Андрей Казанцев лежал на пахнущем газойлем брезенте и смотрел на спокойно-грустные тени от хлебных суслонов в полях, на одинокие бабьи платки и дымы на огородах.
«Два года войны как столетие! — плелось в голове Андрея и путалось в жгучую тоску. — Не в этих ли дымах, сторожевых курганах, осенних просторах полей и бабах в платках наша раскованность и свобода?..» За спиной бубнили, как сквозь вату толкались голоса. Подобрал ноги, сел. Жуховский и незнакомый солдат, весь в глине, вертели козьи ножки. Прокуренными зубами солдат надкусил конец цигарки, пожевал, выплюнул.
— Какой сон видел, земляк? — спросил он Андрея.

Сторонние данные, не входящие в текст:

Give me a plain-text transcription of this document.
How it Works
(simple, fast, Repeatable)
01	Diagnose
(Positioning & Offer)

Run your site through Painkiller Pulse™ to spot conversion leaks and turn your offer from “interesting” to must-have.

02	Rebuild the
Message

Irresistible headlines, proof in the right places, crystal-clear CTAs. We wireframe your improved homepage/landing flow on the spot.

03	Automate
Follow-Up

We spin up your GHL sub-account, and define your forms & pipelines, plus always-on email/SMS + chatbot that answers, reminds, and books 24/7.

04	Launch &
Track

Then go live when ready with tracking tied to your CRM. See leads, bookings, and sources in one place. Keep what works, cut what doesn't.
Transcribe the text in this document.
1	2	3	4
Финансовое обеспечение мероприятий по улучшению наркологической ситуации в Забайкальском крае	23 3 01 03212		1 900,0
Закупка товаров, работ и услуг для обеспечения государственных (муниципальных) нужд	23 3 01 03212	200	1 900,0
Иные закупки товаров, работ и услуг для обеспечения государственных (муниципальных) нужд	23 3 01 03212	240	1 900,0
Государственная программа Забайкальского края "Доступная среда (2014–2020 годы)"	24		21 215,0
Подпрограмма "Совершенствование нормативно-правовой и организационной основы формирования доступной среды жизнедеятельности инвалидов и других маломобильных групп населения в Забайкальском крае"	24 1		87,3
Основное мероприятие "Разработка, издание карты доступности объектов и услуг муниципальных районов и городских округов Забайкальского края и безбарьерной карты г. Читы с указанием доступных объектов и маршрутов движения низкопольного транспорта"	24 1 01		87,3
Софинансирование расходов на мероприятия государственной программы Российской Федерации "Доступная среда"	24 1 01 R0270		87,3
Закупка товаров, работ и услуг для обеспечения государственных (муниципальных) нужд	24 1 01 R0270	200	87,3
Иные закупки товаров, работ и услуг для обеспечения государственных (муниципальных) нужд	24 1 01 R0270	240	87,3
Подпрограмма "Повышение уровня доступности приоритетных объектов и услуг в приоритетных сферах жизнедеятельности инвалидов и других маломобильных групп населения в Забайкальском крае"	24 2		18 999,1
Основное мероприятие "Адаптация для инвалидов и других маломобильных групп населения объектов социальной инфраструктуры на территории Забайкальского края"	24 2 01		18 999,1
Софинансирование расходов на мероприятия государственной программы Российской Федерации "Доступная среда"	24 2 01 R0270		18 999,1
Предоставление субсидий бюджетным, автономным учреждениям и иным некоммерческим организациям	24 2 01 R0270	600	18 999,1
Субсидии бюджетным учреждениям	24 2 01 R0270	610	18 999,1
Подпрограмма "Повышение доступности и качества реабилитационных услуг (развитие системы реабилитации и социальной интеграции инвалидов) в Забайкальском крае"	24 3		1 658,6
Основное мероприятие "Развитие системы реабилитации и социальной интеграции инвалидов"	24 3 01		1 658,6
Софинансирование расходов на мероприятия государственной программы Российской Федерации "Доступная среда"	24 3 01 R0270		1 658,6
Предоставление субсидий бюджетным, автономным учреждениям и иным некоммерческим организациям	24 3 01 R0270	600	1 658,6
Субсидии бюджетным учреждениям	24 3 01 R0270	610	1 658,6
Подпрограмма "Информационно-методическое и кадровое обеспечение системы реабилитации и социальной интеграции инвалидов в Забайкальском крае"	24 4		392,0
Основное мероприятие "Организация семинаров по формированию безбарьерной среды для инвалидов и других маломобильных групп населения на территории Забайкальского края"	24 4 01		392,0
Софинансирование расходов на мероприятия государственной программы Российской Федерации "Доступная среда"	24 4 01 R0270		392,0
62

— Всем по рублю, а мне трешка.
— Богатым будешь. — Рыжие глаза солдата вспыхнули ломкими лучиками, и тут же белесые поросячьи ресницы смыли смех. — Разоренная земля эта, дома не слаще. Баба с пятерыми, как рыба об лед, бьется. — Поперхнулся дымом, заслезились глаза. — Покров скоро. Дочке замуж пора, а женихов нету. И када конец всему…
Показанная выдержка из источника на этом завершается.